UCLA prof on mandatory diversity statements: 'I sometimes wonder whether I could get hired here today'
- A new policy requires University of California, Los Angeles professors to show diversity for promotion and merit boards.
- “It’s too easily abused,” one student told Campus Reform.
A University of California, Los Angeles law professor spoke out against recent updates to the school’s diversity, equity, and inclusion policies, wondering “whether somebody with my ideological views” could get hired at the school today.
“I sometimes wonder whether I could get hired here today,” he wrote. “Or whether somebody with my ideological views can get hired here today.”
A May 2018 policy mandated that all candidates for faculty positions submit a statement on diversity, equity, and inclusion, documenting their contributions and ambitions regarding the principles, according to The Daily Bruin.
But the law professor commented on an update expanding the statements to impact the current faculty pool.
“What makes all this of personal interest is that, as of this academic year, [equity, diversity, and inclusion] statements are going to be mandatory not just for hiring, but also for promotion and merit raises,” Bainbridge said. “So the next time I come up for a merit raise, I'm going to have to submit one.
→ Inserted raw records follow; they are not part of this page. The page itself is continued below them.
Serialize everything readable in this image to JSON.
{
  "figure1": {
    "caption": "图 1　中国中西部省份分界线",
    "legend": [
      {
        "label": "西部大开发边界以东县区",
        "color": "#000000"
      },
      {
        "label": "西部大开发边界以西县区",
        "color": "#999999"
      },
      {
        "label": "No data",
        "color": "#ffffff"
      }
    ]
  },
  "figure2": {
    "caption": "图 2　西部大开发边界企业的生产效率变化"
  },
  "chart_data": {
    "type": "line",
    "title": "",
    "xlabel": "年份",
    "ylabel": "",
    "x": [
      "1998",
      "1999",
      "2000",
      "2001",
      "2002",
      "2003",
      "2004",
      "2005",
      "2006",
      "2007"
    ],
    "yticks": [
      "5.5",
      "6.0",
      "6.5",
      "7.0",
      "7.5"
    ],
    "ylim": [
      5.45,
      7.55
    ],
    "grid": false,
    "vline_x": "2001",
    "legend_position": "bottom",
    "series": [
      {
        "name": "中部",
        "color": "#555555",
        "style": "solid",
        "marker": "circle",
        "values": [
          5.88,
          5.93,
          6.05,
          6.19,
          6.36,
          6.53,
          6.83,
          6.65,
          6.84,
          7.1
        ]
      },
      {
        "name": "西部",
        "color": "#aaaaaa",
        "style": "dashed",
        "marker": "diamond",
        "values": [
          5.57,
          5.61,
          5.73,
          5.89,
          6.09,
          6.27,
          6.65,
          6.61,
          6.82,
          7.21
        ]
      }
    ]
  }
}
My statement is going to be purely about how I tried to promote intellectual diversity by supporting the Federalist Society (back when [UCLA Law] admitted enough conservative students to support one) and the Christian Legal Society. I wonder how that'll go over?”
Students responded to the new measures with a combination of optimism and worry.
“Faculty hiring is such a specific process anyway,” Ernest Chen, a UCLA chemical engineering grad student and TA told Campus Reform. “If you get a faculty search committee of random engineering faculty together, I’d bet they’d give a different weight to the diversity and inclusion statement than a faculty search committee of random business school faculty or random political science faculty. Admittedly, they can be kind of a put-off for some people. I didn’t really have any idea what to write for mine, since I’m in an overrepresented group in engineering.”
“My first thought was that being inclusive isn’t completely different from being a good educator,” a UCLA student who wished to remain unnamed told Campus Reform. “You could be amazing at lecturing, but if your students don’t feel accepted, are they really learning? I think it was good-intentioned [sic], but it’s too easily abused.”
Bainbridge did not respond to requests for comment in time for publication.